Entrevistas - 24.06.2017

Pedro Godinho introduziu o andebol na sua vida desde muito cedo, quando jogava no desporto escolar. Passou rapidamente, com o seu remate forte, para as equipas federadas, tendo passado pelo “1º de Agosto” e terminado a sua carreira como jogador no “Petro de Luanda”. O seu contributo para a modalidade estava longe de terminar… Em 2008, foi eleito presidente da Federação Angolana de Andebol, atualmente a mais titulada do país, e oito anos passados, mantém o cargo até hoje, tendo acabado de ser reeleito para mais um mandato de 4 anos. Acumula os títulos de vice-presidente da Confederação Angolana de Andebol e é membro do Comité de Organização de Competições de África e da Federação Internacional de Andebol.

Começou cedo a praticar andebol, tendo passado por clubes federados e fechado carreira no “Petro de Luanda”. Que memórias guarda dessa altura?

R- Naturalmente, o mais marcante terá sido o facto de ter que cumprir o serviço militar obrigatório num país em guerra. Por ser um bom executante fui protegido pelo Clube Militar, o que me permitiu cumprir dez anos de serviço militar sem ter corrido grandes riscos de vida. E o facto de em doze campeonatos nacionais ter sido campeão por nove vezes.

Preside, neste momento, a Federação mais titulada do país. O que faz do andebol um desporto tão amado pelos angolanos?

Por via das grandes conquistas, o número de praticantes foi aumentando, fazendo do Andebol a segunda modalidade em praticantes federados. Como disse, a partir do momento que se começou a conquistar títulos continentais, a modalidade tornou-se a mais popular, principalmente junto do sector feminino.

Como presidente da Federação Angolana de Andebol (FAAND) há 8 anos, que balanço faz deste seu percurso?

Excelente! Melhorou-se a regularidade de competições, recuperou-se o titulo perdido, melhorou-se a prestação nos Jogos Olímpicos, o número de árbitros continentais subiu, a modalidade pratica-se em 16 das 18 províncias e aumentou, ainda, o número de atletas federados. Por tudo isto, o balanço é francamente positivo.

Enquanto presidente da FAAND, tem tido como objetivos a realização de mais campeonatos regionais, a manutenção dos títulos continentais e a aproximação de clubes e associações. Como tem conseguido realizá-los? O que lhe falta fazer?

O que falta realmente é arrancar, de forma decisiva, com a competição regional para colmatar o baixo número de jogos ao longo do ano.

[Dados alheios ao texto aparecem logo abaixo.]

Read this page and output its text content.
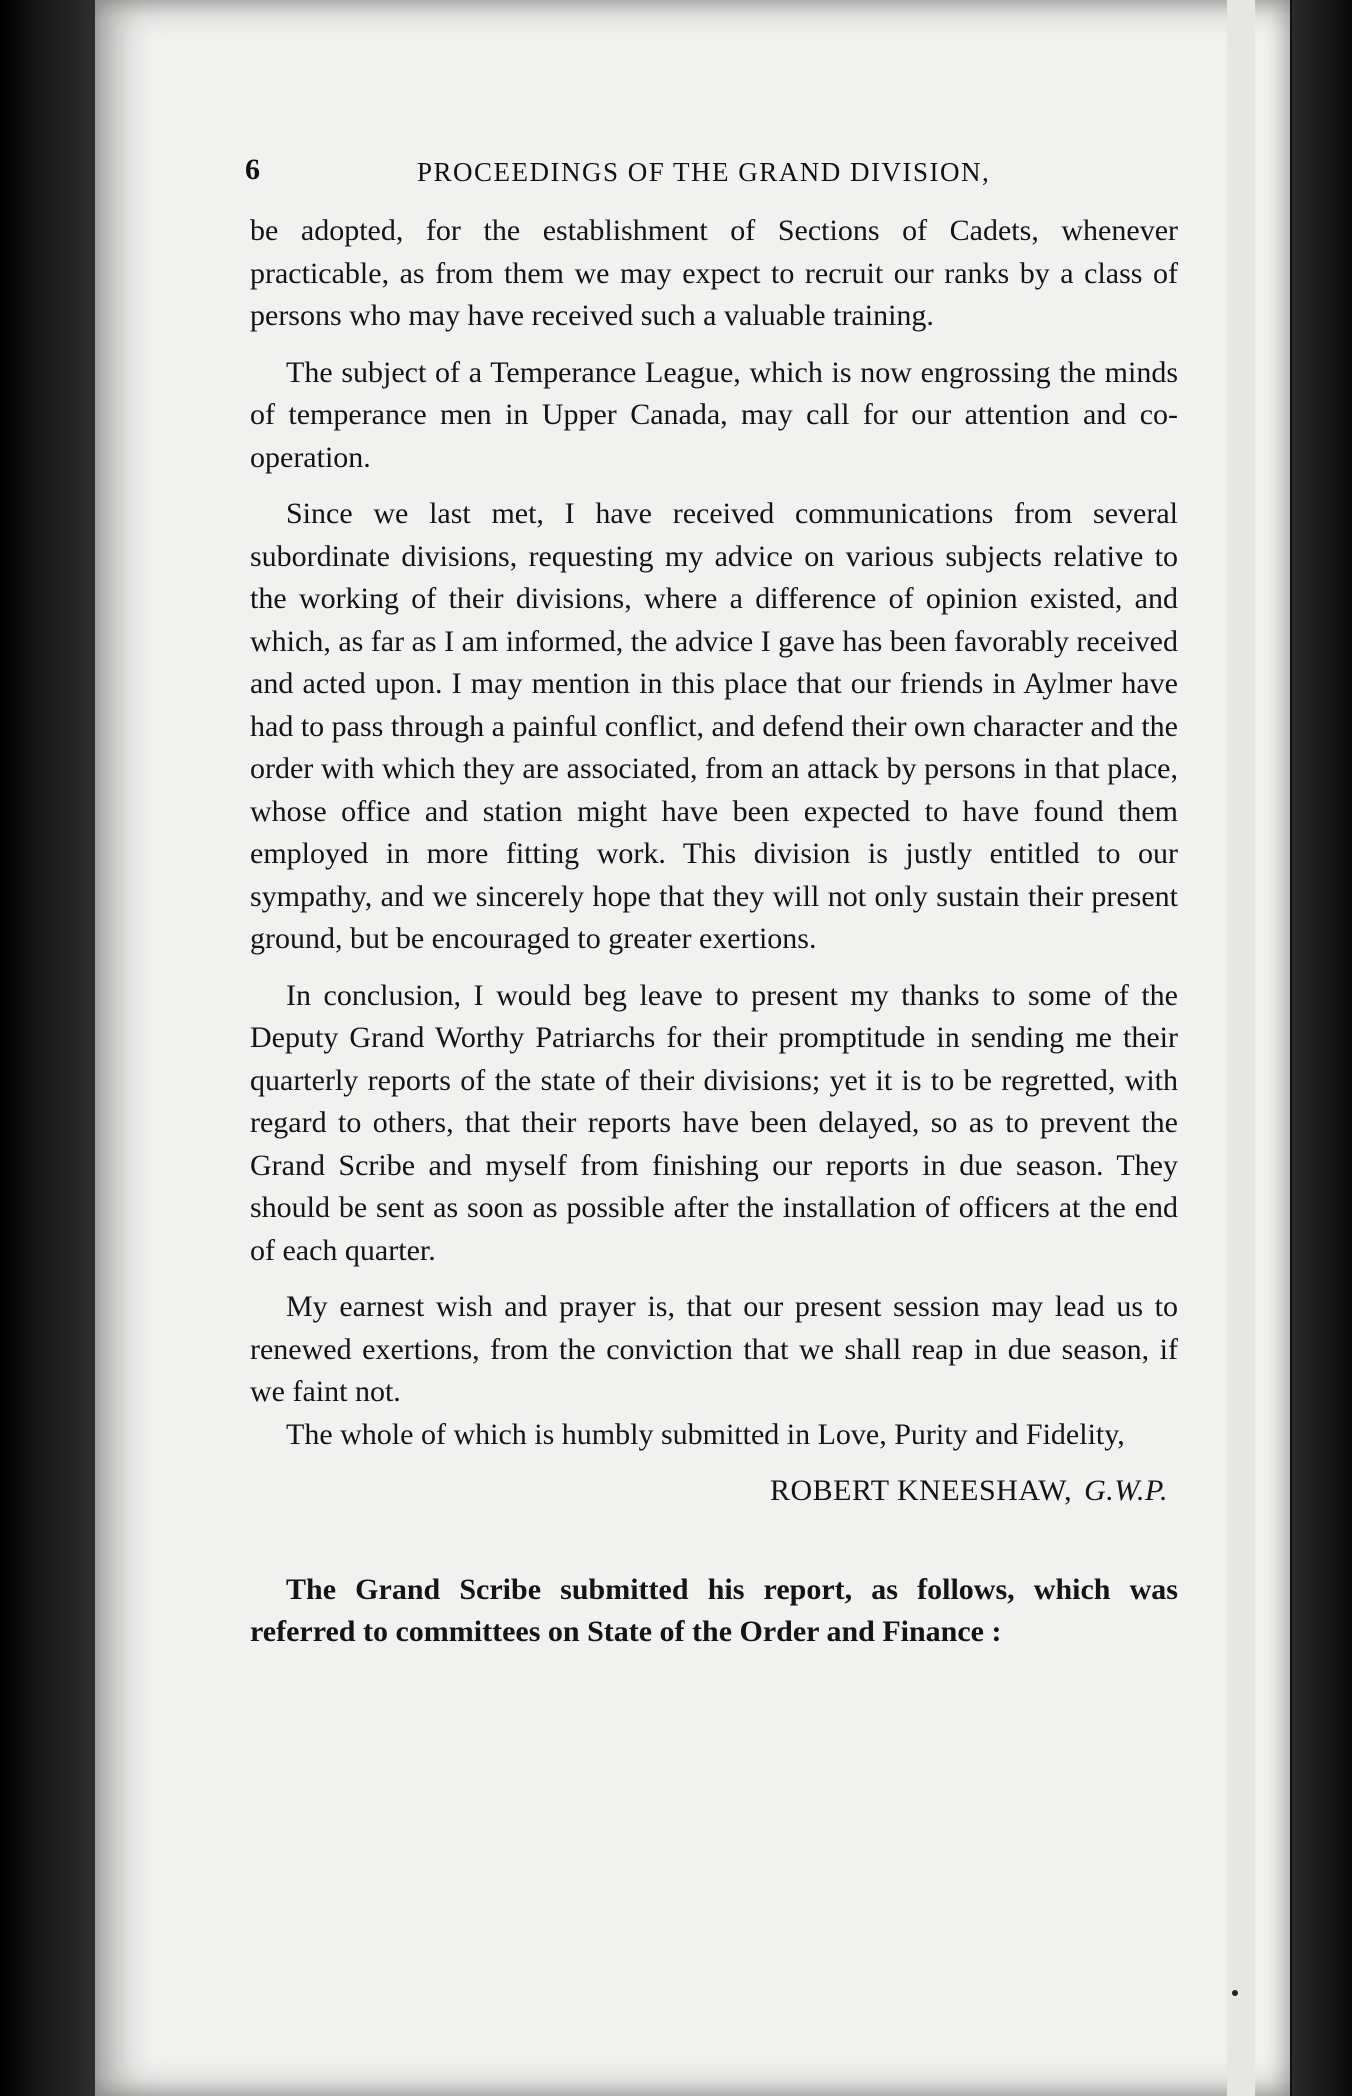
6	PROCEEDINGS OF THE GRAND DIVISION,

be adopted, for the establishment of Sections of Cadets, whenever practicable, as from them we may expect to recruit our ranks by a class of persons who may have received such a valuable training.

The subject of a Temperance League, which is now engrossing the minds of temperance men in Upper Canada, may call for our attention and co-operation.

Since we last met, I have received communications from several subordinate divisions, requesting my advice on various subjects relative to the working of their divisions, where a difference of opinion existed, and which, as far as I am informed, the advice I gave has been favorably received and acted upon. I may mention in this place that our friends in Aylmer have had to pass through a painful conflict, and defend their own character and the order with which they are associated, from an attack by persons in that place, whose office and station might have been expected to have found them employed in more fitting work. This division is justly entitled to our sympathy, and we sincerely hope that they will not only sustain their present ground, but be encouraged to greater exertions.

In conclusion, I would beg leave to present my thanks to some of the Deputy Grand Worthy Patriarchs for their promptitude in sending me their quarterly reports of the state of their divisions; yet it is to be regretted, with regard to others, that their reports have been delayed, so as to prevent the Grand Scribe and myself from finishing our reports in due season. They should be sent as soon as possible after the installation of officers at the end of each quarter.

My earnest wish and prayer is, that our present session may lead us to renewed exertions, from the conviction that we shall reap in due season, if we faint not.

The whole of which is humbly submitted in Love, Purity and Fidelity,

ROBERT KNEESHAW, G.W.P.

The Grand Scribe submitted his report, as follows, which was referred to committees on State of the Order and Finance :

O andebol angolano vive momentos de glória, sobretudo no que diz respeito à prestação da equipa de andebol feminina. Chegaram pela primeira vez aos quartos de final nos Jogos Olímpicos. O que sentiu quando soube desta vitória?

Dividido, entre a alegria de ser a primeira Equipa Não Europeia a chegar aos quartos de final, e a amargura por perceber que se tivéssemos mais contactos internacionais ao longo da olimpíada poderíamos aproximar-nos maisdas medalhas.

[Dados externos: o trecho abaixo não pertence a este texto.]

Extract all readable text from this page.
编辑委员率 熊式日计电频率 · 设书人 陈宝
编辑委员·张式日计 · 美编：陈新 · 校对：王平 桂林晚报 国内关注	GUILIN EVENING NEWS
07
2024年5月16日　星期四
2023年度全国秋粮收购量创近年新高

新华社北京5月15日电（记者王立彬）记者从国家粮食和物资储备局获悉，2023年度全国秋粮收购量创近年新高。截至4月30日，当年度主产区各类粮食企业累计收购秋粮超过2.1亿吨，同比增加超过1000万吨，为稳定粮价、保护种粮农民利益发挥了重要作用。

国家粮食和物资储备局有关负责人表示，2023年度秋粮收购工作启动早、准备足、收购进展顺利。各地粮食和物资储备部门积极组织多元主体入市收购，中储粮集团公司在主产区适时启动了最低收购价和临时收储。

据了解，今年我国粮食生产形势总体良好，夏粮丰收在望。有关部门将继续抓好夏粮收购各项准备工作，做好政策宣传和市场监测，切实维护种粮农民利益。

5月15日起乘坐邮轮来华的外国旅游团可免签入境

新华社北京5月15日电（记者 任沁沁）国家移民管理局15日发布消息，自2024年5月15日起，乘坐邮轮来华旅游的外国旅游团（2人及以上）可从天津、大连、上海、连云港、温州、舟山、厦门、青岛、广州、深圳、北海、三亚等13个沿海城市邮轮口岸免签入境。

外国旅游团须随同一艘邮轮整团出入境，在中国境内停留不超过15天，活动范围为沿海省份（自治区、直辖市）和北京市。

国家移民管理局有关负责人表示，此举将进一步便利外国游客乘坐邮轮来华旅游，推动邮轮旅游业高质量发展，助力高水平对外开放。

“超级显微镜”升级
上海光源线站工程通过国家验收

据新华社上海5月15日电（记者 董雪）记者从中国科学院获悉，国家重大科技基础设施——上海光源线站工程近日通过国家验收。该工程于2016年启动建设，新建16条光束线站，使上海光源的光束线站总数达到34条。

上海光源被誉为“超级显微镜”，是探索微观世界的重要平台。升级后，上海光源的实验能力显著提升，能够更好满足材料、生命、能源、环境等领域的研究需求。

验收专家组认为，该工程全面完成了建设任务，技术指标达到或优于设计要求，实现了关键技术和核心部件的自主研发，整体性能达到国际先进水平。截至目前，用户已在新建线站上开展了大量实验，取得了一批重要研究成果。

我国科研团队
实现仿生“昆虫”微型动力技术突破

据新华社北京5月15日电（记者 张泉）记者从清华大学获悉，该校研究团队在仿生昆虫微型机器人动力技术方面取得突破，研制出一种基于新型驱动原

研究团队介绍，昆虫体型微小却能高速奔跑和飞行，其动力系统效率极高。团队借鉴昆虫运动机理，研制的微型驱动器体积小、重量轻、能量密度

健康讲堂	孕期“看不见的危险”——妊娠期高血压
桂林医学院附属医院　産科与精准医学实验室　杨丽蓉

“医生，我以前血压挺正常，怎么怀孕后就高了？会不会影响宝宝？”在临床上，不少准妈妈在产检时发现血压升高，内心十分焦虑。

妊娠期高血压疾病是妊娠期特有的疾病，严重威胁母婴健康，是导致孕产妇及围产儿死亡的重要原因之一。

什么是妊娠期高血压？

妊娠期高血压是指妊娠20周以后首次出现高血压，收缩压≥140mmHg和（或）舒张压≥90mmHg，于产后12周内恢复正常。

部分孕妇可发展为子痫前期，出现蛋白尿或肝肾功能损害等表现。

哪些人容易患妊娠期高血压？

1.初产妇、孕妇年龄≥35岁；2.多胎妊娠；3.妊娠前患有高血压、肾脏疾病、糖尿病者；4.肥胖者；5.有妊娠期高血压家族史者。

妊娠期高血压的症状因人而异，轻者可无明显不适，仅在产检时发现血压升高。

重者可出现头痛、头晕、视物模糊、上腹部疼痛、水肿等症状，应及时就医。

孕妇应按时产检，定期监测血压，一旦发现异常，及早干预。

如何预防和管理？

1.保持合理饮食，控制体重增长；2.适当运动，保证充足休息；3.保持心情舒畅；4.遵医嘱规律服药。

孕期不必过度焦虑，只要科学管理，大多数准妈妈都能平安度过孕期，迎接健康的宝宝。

Por que razão as equipas femininas de andebol angolanas se destacam mais relativamente às equipas masculinas?

Simplesmente, porque as equipas do Magrebe, com exceção da Tunísia, dão mais atenção ao sector masculino, o que os torna muito fortes por via da liga mediterrânea eda liga árabe. Acrescido ao facto de terem muitos profissionais na europa e nós não termos nenhuns. Então, é sempre uma grande luta estar entre os quatro primeiros do continente, o que já é aceitável.

Como olha para o andebol angolano inserido no panorama do desporto mundial no futuro?

Sinceramente, enquanto não tivermos atletas a jogar como profissionais na europa ou estarmos em mais torneios, não teremos hipóteses de subir muito mais. Porque a única coisa que não temos em relação aos nossos adversários é o número de jogos, em grande ritmo, que eles têm.

Para além de presidente da FAAND, acumula outros cargos relacionados com a modalidade. Sobra-lhe tempo para outras atividades? Quais?

Sou vice-presidente da Confederação Africana de Andebol e também diretor nacional olímpico, ou seja, formador de dirigentes desportivos. Mas como o associativismo não é remunerado, obrigo-me a manter uma atividade profissional fora do desporto.